One thing that private label credit cards seem to offer retailers right now that Affirm doesn’t is the fact that with points or cash back they are encouraging customers to spend more in order to get rewards. Is Affirm thinking about adding features at all to reward customers loyalty and encourage them to shop more with a particular brand?
We are working with some of our retail partners on concepts in that space even as we speak, but it’s not quite ready for prime time.  But it is an important area — there are plenty of people that choose their retailers based on the sort of rewards they get. 

Today, though, one of the things that we really have found to be an extraordinarily effective instrument is this idea of an interest rate reduction or interest rate elimination. The retailer and Affirm partner to remove any incremental charges to the consumer. If you are buying a Peloton, for example, today you find you are paying the exact same total, either upfront or over 39 installments, which is sort of magical. 

The way it works is Affirm and Peloton are partners in the financial transaction, and we are basically eliminating the interest that the consumer would pay. That is a huge level of loyalty for merchants that sell a lot of different SKUs. They use this intelligently to either create — ‘this weekend, we have zero percent powered by Affirm for the following set of SKUs,’ or in cases like Peloton, it always only has zero percent. So you know you’re getting a really good deal.

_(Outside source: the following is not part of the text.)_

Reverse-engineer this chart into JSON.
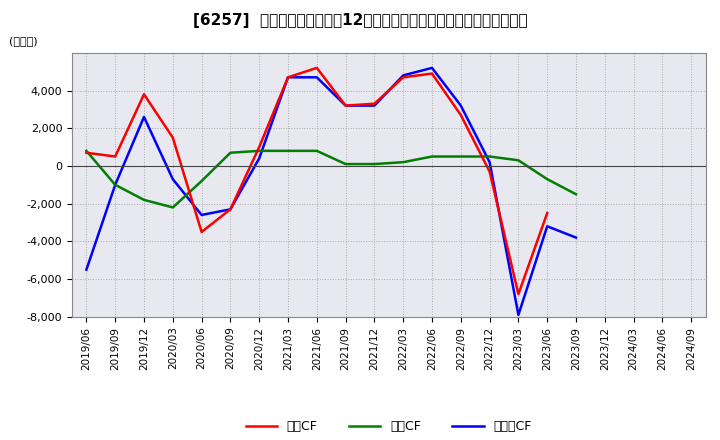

There’s been a lot of talk in the past year about when the next recession will hit — are you nervous about a recession and how it might affect Affirm’s business?
It is certainly the case that the next recession is coming. If you are in a risk-management business you want to be fundamentally certain that your risk controls and your models and your stress testing has all been done. So in general I am fairly sanguine about it. Obviously, as the recession begins, whenever it does, we should see changes in consumer behavior. And we would have to adjust our underwriting basically, proportionally taking a little less risk.  But in general that’s something we have to decide every day — every time we look at a consumer we have to ask the question of, “does this person’s cash flow, allow for this purchase?” We think we’re prepared, but if there’s one thing I’ve learned over the last couple of decades is you get to find out how good someone’s risk management skills are not before, but after, a recession.